The Challenge of Innovation in Law Enforcement Organizations
Police Chief Magazine published a story by NOVA’s John M. Weinstein, Ph.D., Lieutenant, Commander, Strategic Planning and Outreach, Northern Virginia Community College Police Department.
The Challenge of Innovation in Law Enforcement Organizations
How is it that England, the world’s foremost military and naval power of the 18th Century, was unable to defeat George Washington’s impoverished and ill-equipped Continental Army? Why did ragtag guerilla armies in Vietnam and Afghanistan defeat and embarrass the world’s two greatest military superpowers? Why did the world’s greatest intelligence agencies fail to detect the 9/11 terrorist attacks? These failures are not limited to the government; similar debacles can be seen in the business world. How have upstart companies like Uber and Lyft brought the taxi industry to its knees, and why are big box stores going the way of the dinosaurs?

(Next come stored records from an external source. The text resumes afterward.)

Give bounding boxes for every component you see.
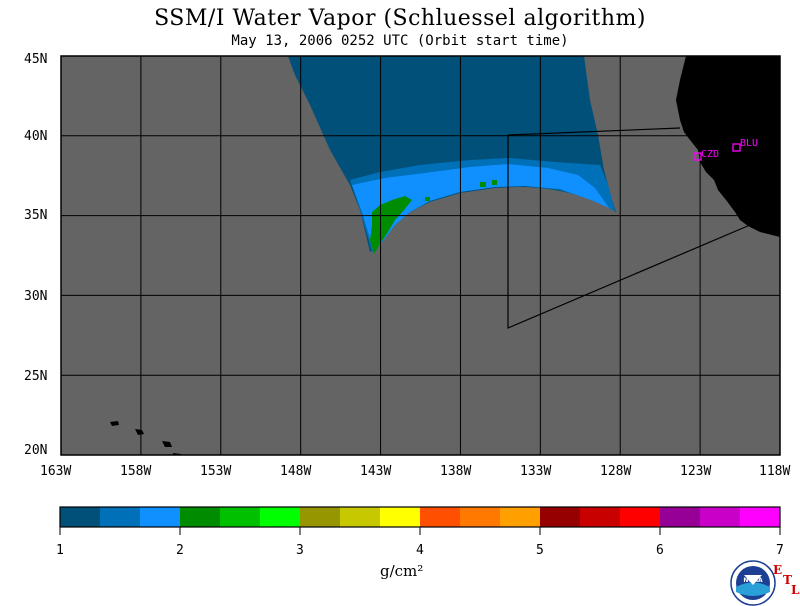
colorbar — [59, 506, 781, 535]
lon-label-138w: 138W — [440, 464, 472, 479]
colorbar-cell — [660, 507, 701, 527]
map-frame — [60, 55, 781, 456]
colorbar-cell — [340, 507, 381, 527]
station-czd: CZD — [693, 149, 719, 161]
station-czd-marker — [693, 152, 702, 161]
colorbar-cell — [220, 507, 261, 527]
flight-track — [507, 127, 681, 136]
lat-label-45n: 45N — [24, 52, 48, 67]
colorbar-cell — [60, 507, 101, 527]
colorbar-cell — [540, 507, 581, 527]
lon-label-153w: 153W — [200, 464, 232, 479]
colorbar-cell — [300, 507, 341, 527]
swath-green-dot — [425, 197, 430, 201]
colorbar-label-7: 7 — [776, 543, 784, 558]
lon-label-123w: 123W — [680, 464, 712, 479]
etl-letter-l: L — [791, 583, 800, 597]
lat-label-35n: 35N — [24, 208, 48, 223]
hawaii-island — [135, 429, 144, 435]
colorbar-label-4: 4 — [416, 543, 424, 558]
colorbar-label-2: 2 — [176, 543, 184, 558]
hawaii-island — [162, 441, 172, 447]
lon-label-158w: 158W — [120, 464, 152, 479]
colorbar-label-5: 5 — [536, 543, 544, 558]
colorbar-units: g/cm² — [380, 562, 424, 580]
flight-track — [507, 135, 751, 329]
lat-label-40n: 40N — [24, 129, 48, 144]
lat-label-25n: 25N — [24, 369, 48, 384]
colorbar-cell — [140, 507, 181, 527]
lon-label-128w: 128W — [600, 464, 632, 479]
colorbar-cell — [100, 507, 141, 527]
lon-label-148w: 148W — [280, 464, 312, 479]
station-czd-label: CZD — [701, 149, 719, 160]
swath-band-light — [352, 164, 612, 252]
swath-green-dot — [492, 180, 497, 185]
colorbar-ticks — [59, 527, 781, 535]
noaa-logo-icon: NOAA — [730, 560, 776, 606]
colorbar-cell — [740, 507, 781, 527]
colorbar-cell — [620, 507, 661, 527]
etl-letter-e: E — [773, 563, 783, 577]
noaa-logo-text: NOAA — [743, 577, 763, 584]
lon-label-133w: 133W — [520, 464, 552, 479]
colorbar-cells — [60, 507, 781, 527]
north-america-landmass — [676, 56, 780, 237]
swath-green-dot — [480, 182, 486, 187]
station-blu: BLU — [732, 138, 758, 152]
colorbar-label-6: 6 — [656, 543, 664, 558]
etl-letter-t: T — [783, 573, 792, 587]
hawaii-island — [110, 421, 119, 426]
colorbar-cell — [580, 507, 621, 527]
colorbar-cell — [260, 507, 301, 527]
lat-label-20n: 20N — [24, 443, 48, 458]
colorbar-cell — [420, 507, 461, 527]
colorbar-cell — [700, 507, 741, 527]
lon-label-118w: 118W — [759, 464, 791, 479]
colorbar-cell — [380, 507, 421, 527]
lat-label-30n: 30N — [24, 289, 48, 304]
water-vapor-swath — [288, 56, 618, 254]
station-blu-marker — [732, 143, 741, 152]
swath-gap — [350, 187, 690, 455]
lon-label-163w: 163W — [40, 464, 72, 479]
colorbar-cell — [460, 507, 501, 527]
map-title: SSM/I Water Vapor (Schluessel algorithm) — [154, 6, 646, 31]
colorbar-cell — [500, 507, 541, 527]
map-subtitle: May 13, 2006 0252 UTC (Orbit start time) — [231, 33, 569, 49]
station-blu-label: BLU — [740, 138, 758, 149]
lon-label-143w: 143W — [360, 464, 392, 479]
colorbar-label-3: 3 — [296, 543, 304, 558]
water-vapor-map: CZD BLU — [60, 55, 781, 456]
colorbar-cell — [180, 507, 221, 527]
colorbar-label-1: 1 — [56, 543, 64, 558]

In each instance, a muscle-bound and rigid Goliath lacked the nimbleness and flexibility to think outside the box and react to a new asymmetric threat. They were good at doing what they had always done and insisted on defining the world in a way that was familiar to them. The problem is their strength, structure, and rigidity were ultimately their weaknesses, and their adversaries successfully exploited their inflexibility.

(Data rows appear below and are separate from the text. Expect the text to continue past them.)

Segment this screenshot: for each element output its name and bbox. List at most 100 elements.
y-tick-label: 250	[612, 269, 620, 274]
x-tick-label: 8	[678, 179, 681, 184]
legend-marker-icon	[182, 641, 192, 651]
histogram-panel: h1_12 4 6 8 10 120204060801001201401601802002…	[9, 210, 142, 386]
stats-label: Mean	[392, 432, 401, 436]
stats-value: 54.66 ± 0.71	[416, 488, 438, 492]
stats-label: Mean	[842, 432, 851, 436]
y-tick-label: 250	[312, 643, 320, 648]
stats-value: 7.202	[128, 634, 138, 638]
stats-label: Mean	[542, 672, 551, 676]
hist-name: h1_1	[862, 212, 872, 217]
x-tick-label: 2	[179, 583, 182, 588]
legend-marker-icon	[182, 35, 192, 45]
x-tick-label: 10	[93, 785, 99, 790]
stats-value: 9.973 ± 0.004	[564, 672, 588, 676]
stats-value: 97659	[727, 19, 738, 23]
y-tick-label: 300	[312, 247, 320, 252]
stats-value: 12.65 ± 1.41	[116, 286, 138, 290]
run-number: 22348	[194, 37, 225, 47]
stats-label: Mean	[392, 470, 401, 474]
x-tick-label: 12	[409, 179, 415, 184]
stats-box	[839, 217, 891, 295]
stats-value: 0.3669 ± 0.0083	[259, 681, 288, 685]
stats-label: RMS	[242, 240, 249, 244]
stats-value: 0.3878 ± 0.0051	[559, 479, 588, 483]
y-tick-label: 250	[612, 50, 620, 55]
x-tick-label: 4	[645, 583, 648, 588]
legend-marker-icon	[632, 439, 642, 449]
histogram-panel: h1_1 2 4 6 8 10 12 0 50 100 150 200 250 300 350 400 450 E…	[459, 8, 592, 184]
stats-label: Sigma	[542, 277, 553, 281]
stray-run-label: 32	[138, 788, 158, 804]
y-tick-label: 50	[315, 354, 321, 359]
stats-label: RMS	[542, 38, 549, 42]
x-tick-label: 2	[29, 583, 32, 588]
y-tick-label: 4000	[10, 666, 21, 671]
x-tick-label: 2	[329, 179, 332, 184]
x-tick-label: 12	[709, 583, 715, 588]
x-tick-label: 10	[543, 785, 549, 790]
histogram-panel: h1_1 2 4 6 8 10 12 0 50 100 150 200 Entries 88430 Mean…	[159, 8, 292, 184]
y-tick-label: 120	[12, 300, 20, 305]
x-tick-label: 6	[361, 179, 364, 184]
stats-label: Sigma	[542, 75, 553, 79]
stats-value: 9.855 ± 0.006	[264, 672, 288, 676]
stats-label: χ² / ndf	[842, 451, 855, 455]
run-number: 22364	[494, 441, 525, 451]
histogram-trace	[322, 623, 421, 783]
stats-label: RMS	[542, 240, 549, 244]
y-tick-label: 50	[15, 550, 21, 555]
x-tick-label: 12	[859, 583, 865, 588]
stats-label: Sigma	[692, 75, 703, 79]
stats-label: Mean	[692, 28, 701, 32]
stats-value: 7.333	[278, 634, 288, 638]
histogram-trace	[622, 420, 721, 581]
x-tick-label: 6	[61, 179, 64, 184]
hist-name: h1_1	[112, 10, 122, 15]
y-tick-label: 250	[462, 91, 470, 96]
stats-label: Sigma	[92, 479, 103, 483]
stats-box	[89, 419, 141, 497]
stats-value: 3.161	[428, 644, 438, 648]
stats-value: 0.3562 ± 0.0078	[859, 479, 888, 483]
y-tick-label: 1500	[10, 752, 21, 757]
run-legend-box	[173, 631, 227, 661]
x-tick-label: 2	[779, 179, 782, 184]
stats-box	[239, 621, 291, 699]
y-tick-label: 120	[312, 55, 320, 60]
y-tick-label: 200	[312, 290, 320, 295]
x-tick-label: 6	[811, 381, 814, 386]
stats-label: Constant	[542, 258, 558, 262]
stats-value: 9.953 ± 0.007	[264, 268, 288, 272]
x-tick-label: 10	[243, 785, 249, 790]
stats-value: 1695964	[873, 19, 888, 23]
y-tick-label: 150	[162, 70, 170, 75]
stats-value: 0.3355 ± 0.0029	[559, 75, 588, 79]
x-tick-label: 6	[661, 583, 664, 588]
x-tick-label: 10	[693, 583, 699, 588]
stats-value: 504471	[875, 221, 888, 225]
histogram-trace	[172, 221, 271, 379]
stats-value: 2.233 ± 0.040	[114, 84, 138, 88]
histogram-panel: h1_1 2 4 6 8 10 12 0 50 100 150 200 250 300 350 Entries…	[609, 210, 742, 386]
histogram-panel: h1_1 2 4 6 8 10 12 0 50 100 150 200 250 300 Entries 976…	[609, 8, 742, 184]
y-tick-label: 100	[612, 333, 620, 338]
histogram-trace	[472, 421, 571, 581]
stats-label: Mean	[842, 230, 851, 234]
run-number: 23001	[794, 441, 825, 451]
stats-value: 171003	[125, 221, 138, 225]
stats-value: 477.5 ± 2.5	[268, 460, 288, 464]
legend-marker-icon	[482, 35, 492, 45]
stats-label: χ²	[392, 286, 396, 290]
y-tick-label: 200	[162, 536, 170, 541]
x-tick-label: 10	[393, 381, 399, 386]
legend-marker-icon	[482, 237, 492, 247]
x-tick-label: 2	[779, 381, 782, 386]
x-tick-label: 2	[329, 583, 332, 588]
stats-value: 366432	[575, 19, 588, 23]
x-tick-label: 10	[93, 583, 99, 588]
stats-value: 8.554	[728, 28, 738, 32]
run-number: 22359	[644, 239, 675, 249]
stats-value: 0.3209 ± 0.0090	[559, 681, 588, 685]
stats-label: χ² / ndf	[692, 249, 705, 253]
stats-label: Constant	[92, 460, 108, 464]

A common theme here is that colonial England, the U.S. and Soviet militaries, U.S. intelligence, and large corporate entities were structured hierarchically. Hierarchy has long been considered the prescription for exercising effective authority and control, especially in complex organizations. However, when faced with a new environment, these muscle-bound behemoths were wholly reactive and incapable of adapting and developing relevant responses.
These anecdotes define the dilemma facing modern law enforcement (and other) organizations. Sadly, absent significant structural changes that abandon hierarchy and the reactionary cultures of control and self-preservation they’ve engendered, law enforcement organizations are likely to fail to deal effectively with increasingly chaotic, accelerating and unpredictable social changes.
The Issue
In 2014, the author identified eight trends that are changing law enforcement (LE) operations in the 21st Century.1 These trends include shifting populations and generations, immigration and the growing balkanization of society, the digitalization of society, and the impacts on the quantity, quality, and controllability of information, increasing and more sophisticated threats from domestic terrorism and asymmetric operations; and accelerating technologies. Each trend has had formidable impacts on the expectations of communities and has consequently shaped community-police interactions, the nature of the crime, interpretations, and expectations of privacy and constitutional safeguards; and definitions of jurisdiction, among other aspects of policing.